What is your favorite Concord feature?
I think the biggest part is simplicity. There is a point when you have so many bells and whistles that they become just that, and you have to ask yourself how useful is a bell or whistle anyway? Other systems were just too much work to get them to do what we needed.
Do you feel like Concord has helped improve your business processes?

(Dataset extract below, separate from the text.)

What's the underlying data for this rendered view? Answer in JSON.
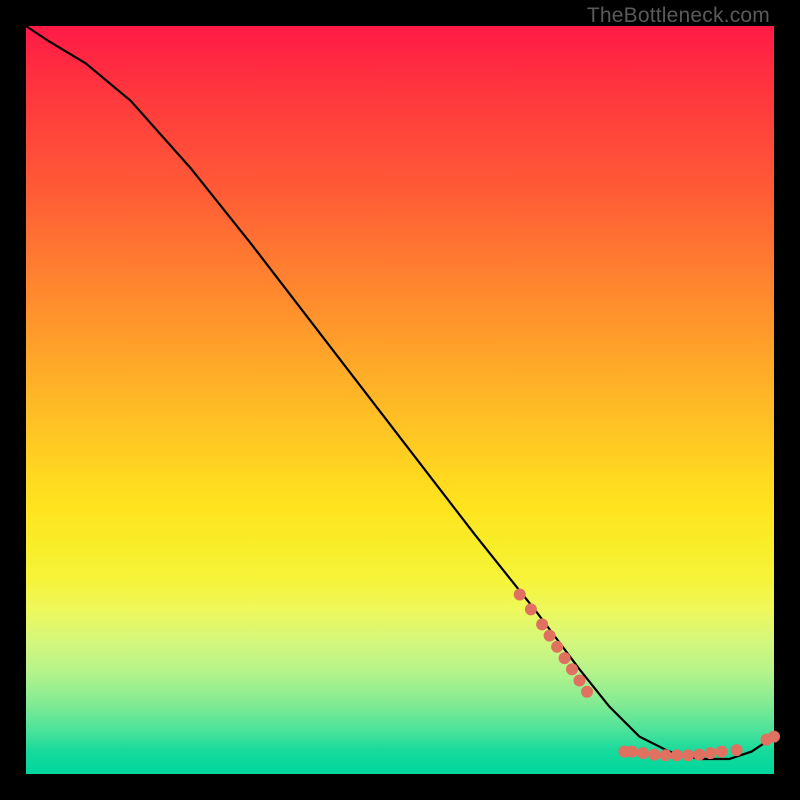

I do. We try to make sure that all contracts get entered into Concord and properly labeled, etc. We try to have it set up so that if the CEO asks for all the contracts between Solaris and a specific company, I just have to call up the tag for that company and everything is there in front of me. And that took all of 30 seconds of my time. Even if they were centrally located, it would take a significant amount of time to go through and pick them all out individually.
Would you recommend Concord to others?
Certainly! With Concord, we have all the features we were looking for— to be able to quickly store and track contracts, which is really important. I think a lot of systems focus heavily on the front-end the drafting and negotiating phase, and I really liked Concord because there are a lot of front-end features that we are using, but we were a lot more concerned with the back end, storing and tracking contracts after they have been created, because that’s when they are effective. Our primary need was to have somewhere that contracts can be cleanly and neatly kept, so they can be easily recalled and referenced as these relationships with these entities move forward.